Pour over the mixture either 1/4 cup of extra virgin olive oil, or 2 tbsp olive oil and enough mild broth to slightly moisten the stuffing. With your hands, toss the stuffing until everything is well combined and the stuffing is lightly moistened thruout. You might want to add more olive oil or broth or olive oil spray. Toss mixture again.
Fill the peppers almost to the top with the bread stuffing. Set them aside while you heat up your dutch oven.
In a heavy dutch oven such as a le creuset pot, heat 1/4 cup olive oil on medium high heat until oil is shimmering. Carefully lower each stuffed pepper into the pan and then turn each one one its side to brown using tongs or even your fingers holding onto the firm side of the pepper as you turn. Let each side brown slightly. Turn three or four times to make sure each side has browned slightly.
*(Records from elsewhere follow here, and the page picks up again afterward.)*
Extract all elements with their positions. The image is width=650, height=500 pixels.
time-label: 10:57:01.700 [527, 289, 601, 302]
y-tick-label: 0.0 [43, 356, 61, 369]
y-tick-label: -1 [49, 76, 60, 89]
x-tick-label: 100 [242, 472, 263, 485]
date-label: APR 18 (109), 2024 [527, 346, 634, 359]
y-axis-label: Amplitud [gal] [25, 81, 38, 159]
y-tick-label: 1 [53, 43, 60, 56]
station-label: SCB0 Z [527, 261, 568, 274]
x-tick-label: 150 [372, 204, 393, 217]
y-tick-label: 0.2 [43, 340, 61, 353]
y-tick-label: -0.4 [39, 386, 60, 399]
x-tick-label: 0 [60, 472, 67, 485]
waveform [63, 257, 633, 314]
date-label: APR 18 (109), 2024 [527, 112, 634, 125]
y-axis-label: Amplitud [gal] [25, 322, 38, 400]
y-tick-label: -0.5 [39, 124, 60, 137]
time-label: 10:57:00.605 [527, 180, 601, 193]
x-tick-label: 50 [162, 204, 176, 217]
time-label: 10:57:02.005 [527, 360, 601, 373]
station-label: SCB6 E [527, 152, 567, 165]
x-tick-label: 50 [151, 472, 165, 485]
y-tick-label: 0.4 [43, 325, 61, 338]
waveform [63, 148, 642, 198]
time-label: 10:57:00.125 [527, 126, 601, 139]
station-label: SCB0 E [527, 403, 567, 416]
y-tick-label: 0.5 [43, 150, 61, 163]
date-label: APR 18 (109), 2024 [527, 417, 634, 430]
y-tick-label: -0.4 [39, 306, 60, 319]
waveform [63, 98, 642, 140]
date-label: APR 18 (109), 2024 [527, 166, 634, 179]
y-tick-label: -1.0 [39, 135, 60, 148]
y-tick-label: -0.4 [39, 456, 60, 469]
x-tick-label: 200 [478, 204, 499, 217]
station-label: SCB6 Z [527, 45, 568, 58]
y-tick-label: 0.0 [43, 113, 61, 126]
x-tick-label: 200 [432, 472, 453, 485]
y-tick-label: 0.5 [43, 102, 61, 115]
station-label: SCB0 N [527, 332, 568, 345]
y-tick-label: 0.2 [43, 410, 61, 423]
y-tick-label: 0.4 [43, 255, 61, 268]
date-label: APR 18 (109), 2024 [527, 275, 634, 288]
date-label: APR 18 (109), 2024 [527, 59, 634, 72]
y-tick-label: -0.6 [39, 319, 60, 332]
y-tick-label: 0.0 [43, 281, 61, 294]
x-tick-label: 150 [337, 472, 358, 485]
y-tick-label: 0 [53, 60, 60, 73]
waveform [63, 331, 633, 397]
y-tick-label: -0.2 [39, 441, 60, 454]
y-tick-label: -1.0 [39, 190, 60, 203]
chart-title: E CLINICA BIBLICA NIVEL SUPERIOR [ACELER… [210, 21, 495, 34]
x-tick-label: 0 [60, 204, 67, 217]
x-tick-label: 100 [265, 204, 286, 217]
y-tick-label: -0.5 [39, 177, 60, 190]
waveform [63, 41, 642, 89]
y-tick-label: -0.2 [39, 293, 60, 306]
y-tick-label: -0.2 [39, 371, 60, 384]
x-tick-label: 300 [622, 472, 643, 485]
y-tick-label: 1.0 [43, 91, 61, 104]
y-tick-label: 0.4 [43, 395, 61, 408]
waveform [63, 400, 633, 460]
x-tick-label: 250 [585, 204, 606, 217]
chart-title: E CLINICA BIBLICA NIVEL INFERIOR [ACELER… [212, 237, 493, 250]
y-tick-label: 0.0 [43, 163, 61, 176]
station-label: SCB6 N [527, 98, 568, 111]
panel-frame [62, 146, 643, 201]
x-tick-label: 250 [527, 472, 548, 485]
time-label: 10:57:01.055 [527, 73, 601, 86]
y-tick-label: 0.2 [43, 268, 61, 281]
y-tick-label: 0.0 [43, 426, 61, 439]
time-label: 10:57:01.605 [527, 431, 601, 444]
Stand up the peppers in the pan, right side up and add the tomato sauce to the pan, letting it bubble up around the peppers. Spoon a few spoonfuls onto the top of the peppers. Turn heat down to simmer, partially cover the pot and simmer the peppers for 15 minutes on top of the stove.
Take off the cover and finish cooking by baking in a 350º oven for 15 to 20 minutes or until peppers seem done and tops are crusty and brown. Take out of oven and let cool.
You can leave these out covered with wax paper until ready to serve at room temperature, or you can let them cool and then place in a tupperware in the fridge where they will keep for several days. Some people even freeze them, but since I never have, I can’t say how they would turn out.
You can lighten up the original recipe by using less olive oil and more broth to moisten the stuffing and you can brown the peppers in less oil too. Also, Italian bread is usually made without fat, so it is not as hard on your diet as other breads. I have not done the calorie count, but when I make the light version of this recipe, I will include it.